In 2000, our small family acquired a cottage in the Minervois - a holiday refuge, in a village without a mobile phone network. But the underlying reason for this acquisition was the presence of Notre-Dame de Centeilles, an 18th century chapel surrounded by pine forest and vines, just a few kilometres away in the foothills of the Montagne Noire. The acoustics were to die for – the musicians always marvel at it and, since then, have made up to seventy recordings there – a unique calm (apart from the cicadas during the day in mid-summer) and a climate which means it is entirely possible to record there in early November. So the first album of medieval music was recorded in Centeilles by Millenarium. The three musicians camped in the house, which was in the throes of alteration works, lunch was eaten on the terrace under the fig tree and the evening was set aside for sampling the wines of the Minervois, which never fail to amaze me … In Centeilles, the only real enemy is the wind, which can be very fierce and unpredictable: at the end of the recording session the Tramontane rose, making it impossible to do any kind of recording in the peace and quiet. Full of hope we patiently waited but we were forced to face facts: the wind wasn’t going to calm down anytime soon. So we came up with the idea of turning the enemy into an accomplice. The instrumental piece (organetto, harp, percussion) was in reality an improvisation on a planctus; rather than recording in the place that was most sheltered from the wind, the musicians stood in front of the wide open gate, in order to have the most noise possible from the wind and the recording was made like that, with a ‘surprise’ guest artist… I even remember having recorded a bit of wind just to “counterpoint” it with what had been recorded in the final mix …

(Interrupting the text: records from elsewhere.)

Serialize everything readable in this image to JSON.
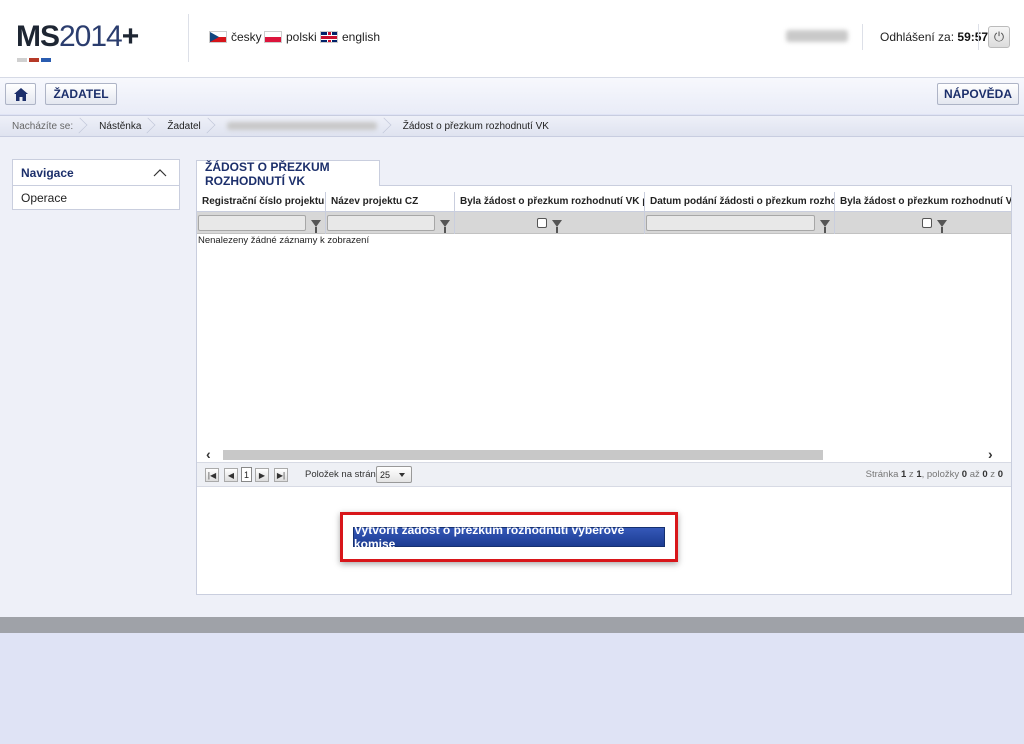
{
  "header": {
    "logo": {
      "ms": "MS",
      "year": "2014",
      "plus": "+"
    },
    "logo_colors": [
      "#d0d0d0",
      "#b63a28",
      "#2a5cb0"
    ],
    "languages": [
      {
        "label": "česky",
        "icon": "czech-flag-icon"
      },
      {
        "label": "polski",
        "icon": "polish-flag-icon"
      },
      {
        "label": "english",
        "icon": "uk-flag-icon"
      }
    ],
    "logout_label": "Odhlášení za:",
    "logout_time": "59:57",
    "power_icon": "power-icon"
  },
  "toolbar": {
    "home_icon": "home-icon",
    "zadatel_label": "ŽADATEL",
    "help_label": "NÁPOVĚDA"
  },
  "breadcrumb": {
    "intro": "Nacházíte se:",
    "items": [
      "Nástěnka",
      "Žadatel",
      "Žádost o přezkum rozhodnutí VK"
    ]
  },
  "sidebar": {
    "title": "Navigace",
    "items": [
      "Operace"
    ]
  },
  "main": {
    "tab_label": "ŽÁDOST O PŘEZKUM ROZHODNUTÍ VK",
    "grid": {
      "columns": [
        "Registrační číslo projektu",
        "Název projektu CZ",
        "Byla žádost o přezkum rozhodnutí VK podána?",
        "Datum podání žádosti o přezkum rozhodnutí VK",
        "Byla žádost o přezkum rozhodnutí VK vypořádána?"
      ],
      "empty_message": "Nenalezeny žádné záznamy k zobrazení"
    },
    "pager": {
      "current_page": "1",
      "per_page_label": "Položek na stránku",
      "per_page_value": "25",
      "info_prefix": "Stránka ",
      "page": "1",
      "of": " z ",
      "pages": "1",
      "items_prefix": ", položky ",
      "from": "0",
      "to_label": " až ",
      "to": "0",
      "total_label": " z ",
      "total": "0"
    },
    "action_button": "Vytvořit žádost o přezkum rozhodnutí výběrové komise",
    "highlight_color": "#d8161a"
  }
}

In the end, Ricercar is one big family and just like in families, just like in couples, there are disagreements and separations. Sadly there are also departures. The French counter-tenor Henri Ledroit was one of Ricercar’s first soloists.  He was blessed with a golden voice and a rare intelligence, sensitivity and kindness. He passed away when we were preparing to record Nicolaus Bruhns’ complete cantatas. So we needed to ‘replace’ Henri. It was a friend, an English singer who had been invited to la Monnaie who suggested we ask James Bowman. What, ask Bowman, a singer with such a great reputation to come and record an unknown repertoire for a small Belgian independent label that people have barely heard of?! Although I must confess I had already made a similarly bold move not long before; following the advice of Gustav Leonhardt (who had always been a big ‘fan’ of Ricercar), I had got in touch with Max van Egmond…  And like Max, James came, without any demands, just happy to be there with in our company and discovering something new.  It’s impossible to forget James’ laugh!

And so, having invited him to participate in numerous recordings with our legendary quartet of soloists (Greta de Reyghere, James Bowman, Guy De Mey and Max van Egmond) for several German baroque albums, it was logical to ask him to perform in this recital. The very one that is being re-released for the first time since 1991.

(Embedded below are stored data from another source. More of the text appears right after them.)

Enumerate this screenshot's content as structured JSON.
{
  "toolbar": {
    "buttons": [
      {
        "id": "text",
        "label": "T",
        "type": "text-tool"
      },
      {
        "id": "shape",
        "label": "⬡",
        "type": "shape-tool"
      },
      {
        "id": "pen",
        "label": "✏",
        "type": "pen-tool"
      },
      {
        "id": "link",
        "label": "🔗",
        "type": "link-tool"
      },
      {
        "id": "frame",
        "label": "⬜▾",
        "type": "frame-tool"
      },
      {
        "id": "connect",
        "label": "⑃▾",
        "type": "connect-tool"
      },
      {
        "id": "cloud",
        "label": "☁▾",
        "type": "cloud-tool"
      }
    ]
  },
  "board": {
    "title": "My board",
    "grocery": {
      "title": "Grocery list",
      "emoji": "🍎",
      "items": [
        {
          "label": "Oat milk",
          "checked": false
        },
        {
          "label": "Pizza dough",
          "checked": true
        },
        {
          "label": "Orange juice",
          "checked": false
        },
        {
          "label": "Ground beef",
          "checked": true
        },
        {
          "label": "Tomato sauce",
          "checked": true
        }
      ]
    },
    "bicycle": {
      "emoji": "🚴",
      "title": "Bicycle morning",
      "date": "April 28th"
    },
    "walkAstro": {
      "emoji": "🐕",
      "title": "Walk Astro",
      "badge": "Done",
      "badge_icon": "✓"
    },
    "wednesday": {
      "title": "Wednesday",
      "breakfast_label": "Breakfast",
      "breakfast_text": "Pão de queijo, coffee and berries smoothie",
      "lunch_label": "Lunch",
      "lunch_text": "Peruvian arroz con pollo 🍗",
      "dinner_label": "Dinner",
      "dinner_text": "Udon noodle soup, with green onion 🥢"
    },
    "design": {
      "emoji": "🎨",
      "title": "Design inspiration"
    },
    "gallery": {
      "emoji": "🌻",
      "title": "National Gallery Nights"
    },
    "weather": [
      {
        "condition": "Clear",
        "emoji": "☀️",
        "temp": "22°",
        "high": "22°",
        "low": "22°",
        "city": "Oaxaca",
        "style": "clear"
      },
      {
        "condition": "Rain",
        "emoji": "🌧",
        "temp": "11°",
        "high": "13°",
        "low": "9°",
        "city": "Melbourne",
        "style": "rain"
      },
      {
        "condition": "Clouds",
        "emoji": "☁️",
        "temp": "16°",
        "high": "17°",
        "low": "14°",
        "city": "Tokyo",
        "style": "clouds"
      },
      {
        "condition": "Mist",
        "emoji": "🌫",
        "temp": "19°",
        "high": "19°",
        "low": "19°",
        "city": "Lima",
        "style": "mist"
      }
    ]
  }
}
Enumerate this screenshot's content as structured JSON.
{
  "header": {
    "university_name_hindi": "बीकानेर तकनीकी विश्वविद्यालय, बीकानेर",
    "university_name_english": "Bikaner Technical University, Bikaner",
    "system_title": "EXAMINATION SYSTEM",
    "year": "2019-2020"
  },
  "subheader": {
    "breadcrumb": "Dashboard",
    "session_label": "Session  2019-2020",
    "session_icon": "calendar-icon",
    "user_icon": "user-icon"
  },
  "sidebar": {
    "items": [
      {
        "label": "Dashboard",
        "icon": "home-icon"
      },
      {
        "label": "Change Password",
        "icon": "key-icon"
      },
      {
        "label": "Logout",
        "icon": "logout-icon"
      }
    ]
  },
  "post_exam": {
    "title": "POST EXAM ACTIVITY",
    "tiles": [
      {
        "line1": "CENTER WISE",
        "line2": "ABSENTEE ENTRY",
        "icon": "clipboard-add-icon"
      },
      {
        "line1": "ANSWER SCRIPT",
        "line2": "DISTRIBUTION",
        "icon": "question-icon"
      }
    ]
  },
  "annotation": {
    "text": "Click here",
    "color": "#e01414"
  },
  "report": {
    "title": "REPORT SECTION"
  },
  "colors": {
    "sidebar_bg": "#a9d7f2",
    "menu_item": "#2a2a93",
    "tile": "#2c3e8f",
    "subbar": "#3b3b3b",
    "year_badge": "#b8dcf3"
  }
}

These are just a few of the treasured memories from this adventure which we have been on for 38 years now. It is the adventure of one of the few “small independent labels” to be involved in this great movement of historically informed performances, and that I am lucky enough to continue working with in the early 21st century thanks to the enthusiasm of Charles Adriaenssen and the fantastic team at Outhere, which has followed me with so much professionalism and friendship on this incredible journey.